Değerli arkadaşlar, bakın, asıl sorun şuradadır: Anayasa güvencesi altındaki yargının fonksiyonları müdahale görmektedir, esas mesele bu. Neden? Şunun için, çünkü bu KHK mağdurlarının okuduğu okullar sorunsa Bakanlar Kurulunda bu okullardan mezun arkadaşlar var, ben bunu bir suçlama olarak söylemiyorum. Çocuklarının okuduğu okullar, sosyal medya paylaşımları, Digiturk aboneliği ve bankada parasının olması meselesi.
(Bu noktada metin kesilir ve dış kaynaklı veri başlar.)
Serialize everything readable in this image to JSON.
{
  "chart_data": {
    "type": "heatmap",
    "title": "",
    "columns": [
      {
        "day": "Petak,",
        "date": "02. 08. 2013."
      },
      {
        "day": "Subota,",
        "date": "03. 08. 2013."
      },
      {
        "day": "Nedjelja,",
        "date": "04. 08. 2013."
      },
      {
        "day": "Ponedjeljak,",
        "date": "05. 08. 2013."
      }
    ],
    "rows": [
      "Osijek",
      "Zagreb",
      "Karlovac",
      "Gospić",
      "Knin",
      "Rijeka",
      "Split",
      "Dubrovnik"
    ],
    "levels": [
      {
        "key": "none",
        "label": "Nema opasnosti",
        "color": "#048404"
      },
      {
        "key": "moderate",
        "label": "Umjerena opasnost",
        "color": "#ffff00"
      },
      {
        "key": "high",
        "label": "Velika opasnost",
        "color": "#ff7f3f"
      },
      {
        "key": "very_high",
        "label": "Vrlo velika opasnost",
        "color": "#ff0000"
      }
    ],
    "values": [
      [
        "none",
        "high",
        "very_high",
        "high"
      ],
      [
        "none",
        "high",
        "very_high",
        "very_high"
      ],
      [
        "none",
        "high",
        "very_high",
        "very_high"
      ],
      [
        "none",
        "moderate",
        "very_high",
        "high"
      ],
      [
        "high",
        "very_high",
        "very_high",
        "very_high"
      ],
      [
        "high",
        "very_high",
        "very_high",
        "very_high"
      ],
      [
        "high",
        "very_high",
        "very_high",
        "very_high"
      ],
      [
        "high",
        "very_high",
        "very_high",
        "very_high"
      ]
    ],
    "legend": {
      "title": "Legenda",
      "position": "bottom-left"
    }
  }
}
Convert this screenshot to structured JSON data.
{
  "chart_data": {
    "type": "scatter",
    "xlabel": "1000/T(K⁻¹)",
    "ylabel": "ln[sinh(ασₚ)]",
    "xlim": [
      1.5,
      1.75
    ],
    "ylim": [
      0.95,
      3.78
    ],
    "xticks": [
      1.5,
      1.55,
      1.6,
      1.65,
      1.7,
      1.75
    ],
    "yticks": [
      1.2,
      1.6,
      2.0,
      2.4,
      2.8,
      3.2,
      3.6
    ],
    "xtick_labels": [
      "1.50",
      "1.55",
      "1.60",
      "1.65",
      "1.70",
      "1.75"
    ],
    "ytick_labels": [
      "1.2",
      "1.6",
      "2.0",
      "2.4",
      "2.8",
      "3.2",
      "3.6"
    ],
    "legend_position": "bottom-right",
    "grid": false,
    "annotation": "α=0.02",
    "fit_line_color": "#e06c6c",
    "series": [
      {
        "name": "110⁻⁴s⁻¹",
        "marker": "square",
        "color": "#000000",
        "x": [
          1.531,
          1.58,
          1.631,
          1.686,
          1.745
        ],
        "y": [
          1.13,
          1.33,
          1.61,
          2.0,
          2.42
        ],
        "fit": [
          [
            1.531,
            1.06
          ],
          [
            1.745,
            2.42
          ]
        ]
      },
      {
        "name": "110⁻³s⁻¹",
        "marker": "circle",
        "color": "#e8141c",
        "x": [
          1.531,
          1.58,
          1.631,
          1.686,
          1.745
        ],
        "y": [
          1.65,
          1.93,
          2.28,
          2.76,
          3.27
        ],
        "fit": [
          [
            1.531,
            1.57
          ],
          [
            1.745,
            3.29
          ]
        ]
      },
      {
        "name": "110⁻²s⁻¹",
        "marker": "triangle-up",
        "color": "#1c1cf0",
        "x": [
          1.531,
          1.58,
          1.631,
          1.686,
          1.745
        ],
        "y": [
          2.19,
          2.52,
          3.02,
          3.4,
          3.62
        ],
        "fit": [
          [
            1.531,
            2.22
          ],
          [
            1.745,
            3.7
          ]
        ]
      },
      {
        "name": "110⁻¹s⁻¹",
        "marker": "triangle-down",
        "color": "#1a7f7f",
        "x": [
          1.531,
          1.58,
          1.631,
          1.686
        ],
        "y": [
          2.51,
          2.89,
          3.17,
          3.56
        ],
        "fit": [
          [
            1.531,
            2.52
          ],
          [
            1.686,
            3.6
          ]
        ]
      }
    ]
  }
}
Yani söz konusu bankanın Türkiye Büyük Millet Meclisindeki ATM’si açık, şubeleri açık, Anayasa’nın ve yasaların güvencesi altında ama KHK’liler burada üç beş kuruşu var diye ne yazık ki bu zulme maruz kalıyor. Daha vahimi şu: Bu bankanın CEO’su -ismini vermeyeyim, ismini biliyorsunuz- şu anda SPK’nin başında, öyle değil mi arkadaşlar? Arkadaşlar, bu nasıl bir durum? Bu, aynı zihne nasıl sığıyor? Bu çok önemli bir durum değil mi?

Değerli arkadaşlar, bakınız, bu olay mantıksaldır, ahlakidir ve hukukidir. Bugün OHAL İnceleme Komisyonu yürütmenin başımıza ihdas ettiği bir paralel yargı gibi çalışmaktadır.”